Policy takeaways (what works repeatedly)
- Landfill constraints create urgency: landfill bans, high landfill taxes, and limited land availability accelerate WtE adoption.
- Heat networks change the economics: district heating turns WtE into a high-utilization CHP asset; electricity-only comparisons undercount value.
- Permitting and standards matter: stable, strict emissions rules plus transparent monitoring reduce project risk and improve public acceptance.
- Feedstock quality is policy-made: strong recycling and sorting improves boiler stability and reduces unnecessary combustion of recyclable materials.
- Ash & metals are not side issues: bottom-ash processing and metals recovery can materially improve circularity and reduce landfill burden.
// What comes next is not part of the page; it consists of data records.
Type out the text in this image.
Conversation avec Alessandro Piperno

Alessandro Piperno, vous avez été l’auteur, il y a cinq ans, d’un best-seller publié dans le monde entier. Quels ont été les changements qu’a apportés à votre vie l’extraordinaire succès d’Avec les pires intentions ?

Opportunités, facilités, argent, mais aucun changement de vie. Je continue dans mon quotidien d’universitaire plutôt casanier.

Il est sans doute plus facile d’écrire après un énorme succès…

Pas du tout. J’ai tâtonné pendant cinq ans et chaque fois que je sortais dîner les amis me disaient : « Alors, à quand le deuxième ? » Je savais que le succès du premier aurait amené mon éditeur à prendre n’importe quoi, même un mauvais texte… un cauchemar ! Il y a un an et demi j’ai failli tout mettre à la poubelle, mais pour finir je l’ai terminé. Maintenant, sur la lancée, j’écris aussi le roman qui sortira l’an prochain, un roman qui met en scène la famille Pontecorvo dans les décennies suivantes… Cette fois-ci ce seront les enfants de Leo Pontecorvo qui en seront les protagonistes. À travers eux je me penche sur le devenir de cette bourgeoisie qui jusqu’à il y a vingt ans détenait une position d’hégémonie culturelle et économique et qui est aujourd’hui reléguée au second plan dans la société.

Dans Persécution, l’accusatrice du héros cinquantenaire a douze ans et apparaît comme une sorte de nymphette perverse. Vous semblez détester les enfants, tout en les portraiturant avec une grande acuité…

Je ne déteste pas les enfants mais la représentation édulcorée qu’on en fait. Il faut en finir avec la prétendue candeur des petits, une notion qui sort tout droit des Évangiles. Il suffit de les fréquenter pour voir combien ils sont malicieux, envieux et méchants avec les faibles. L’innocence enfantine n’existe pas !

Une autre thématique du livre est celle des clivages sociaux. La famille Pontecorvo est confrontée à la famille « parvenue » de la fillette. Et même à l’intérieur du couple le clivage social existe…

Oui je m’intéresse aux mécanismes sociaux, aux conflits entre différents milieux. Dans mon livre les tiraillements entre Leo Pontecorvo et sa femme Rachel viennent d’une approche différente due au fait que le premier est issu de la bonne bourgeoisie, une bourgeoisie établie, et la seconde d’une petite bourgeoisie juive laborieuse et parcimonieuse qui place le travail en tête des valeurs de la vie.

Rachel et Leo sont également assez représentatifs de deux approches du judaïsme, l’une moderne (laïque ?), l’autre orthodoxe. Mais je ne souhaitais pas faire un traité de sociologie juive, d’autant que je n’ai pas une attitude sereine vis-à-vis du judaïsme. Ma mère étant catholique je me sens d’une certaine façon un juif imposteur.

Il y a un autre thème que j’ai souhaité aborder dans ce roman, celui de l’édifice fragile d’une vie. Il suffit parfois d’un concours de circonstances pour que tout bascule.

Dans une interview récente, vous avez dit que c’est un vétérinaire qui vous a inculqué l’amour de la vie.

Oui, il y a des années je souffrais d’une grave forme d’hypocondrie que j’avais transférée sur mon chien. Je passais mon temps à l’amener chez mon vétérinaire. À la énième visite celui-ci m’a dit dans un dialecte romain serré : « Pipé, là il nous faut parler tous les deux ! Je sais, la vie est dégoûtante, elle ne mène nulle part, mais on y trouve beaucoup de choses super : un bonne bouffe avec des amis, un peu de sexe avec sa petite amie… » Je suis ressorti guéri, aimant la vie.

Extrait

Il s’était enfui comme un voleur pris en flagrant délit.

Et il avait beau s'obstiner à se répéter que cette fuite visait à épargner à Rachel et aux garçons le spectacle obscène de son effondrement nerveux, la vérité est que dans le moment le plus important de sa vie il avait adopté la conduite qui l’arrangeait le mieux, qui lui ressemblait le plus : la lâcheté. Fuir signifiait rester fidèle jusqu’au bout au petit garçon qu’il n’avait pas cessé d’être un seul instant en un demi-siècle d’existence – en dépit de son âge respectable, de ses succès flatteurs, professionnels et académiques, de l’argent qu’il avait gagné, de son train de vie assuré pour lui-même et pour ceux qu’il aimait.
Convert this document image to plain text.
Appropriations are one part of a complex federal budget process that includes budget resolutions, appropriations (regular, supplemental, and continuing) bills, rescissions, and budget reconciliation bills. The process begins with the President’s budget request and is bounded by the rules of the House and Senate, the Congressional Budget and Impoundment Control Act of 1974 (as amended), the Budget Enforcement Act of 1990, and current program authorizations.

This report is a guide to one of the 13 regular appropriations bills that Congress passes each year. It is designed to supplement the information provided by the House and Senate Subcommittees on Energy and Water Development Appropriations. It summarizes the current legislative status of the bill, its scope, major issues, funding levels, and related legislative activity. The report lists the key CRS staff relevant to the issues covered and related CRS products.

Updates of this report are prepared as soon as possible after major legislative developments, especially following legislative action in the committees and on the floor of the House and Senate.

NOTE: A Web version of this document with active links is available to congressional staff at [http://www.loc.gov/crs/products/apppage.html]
- Carbon capture is the next frontier: CCS pilots (notably in the Nordics) target the remaining climate footprint of thermal treatment.
How to read the rankings responsibly
WtE statistics differ by definitions (MSW vs broader waste streams), output accounting (electricity vs electricity+heat), and cross-border waste flows. Treat rankings as a map of system design choices, not as a single “best practice” scoreboard.
- Electricity-heavy systems will look stronger on TWh even if total delivered energy is similar.
- Heat-heavy CHP systems can deliver more total energy than their electricity suggests.
- Hub countries may process imported waste, lifting throughput figures.
Sources (official + sector references)
- Japan Ministry of the Environment — Waste management in Japan (FY2023 key figures)
- Singapore NEA — Waste statistics (disposal and recycling)
- Singapore EMA — Energy statistics (generation capacity by technology type, incl. WtE)
- University of Michigan (CSS) — Sustainability Factsheets (MSW / WtE statistics)
- CGTN — China municipal waste incineration scale (plants, capacity, generation figures cited)
- BMUV (Germany) — Household waste treatment overview
- Zero Waste Europe — report citing ITAD sector output figures (Germany)
- Nordic Council of Ministers — Nordic perspectives on waste incineration (Sweden/Norway energy outputs and sector structure)
- Veolia — Istanbul Waste-to-Energy facility facts (capacity and power)
- ecoprog — global WtE market and infrastructure database references
Date convention: “2025” snapshot uses the latest published year for each source (typically 2022–2024). Estimates are labeled as such and derived from published capacity and conservative utilization assumptions.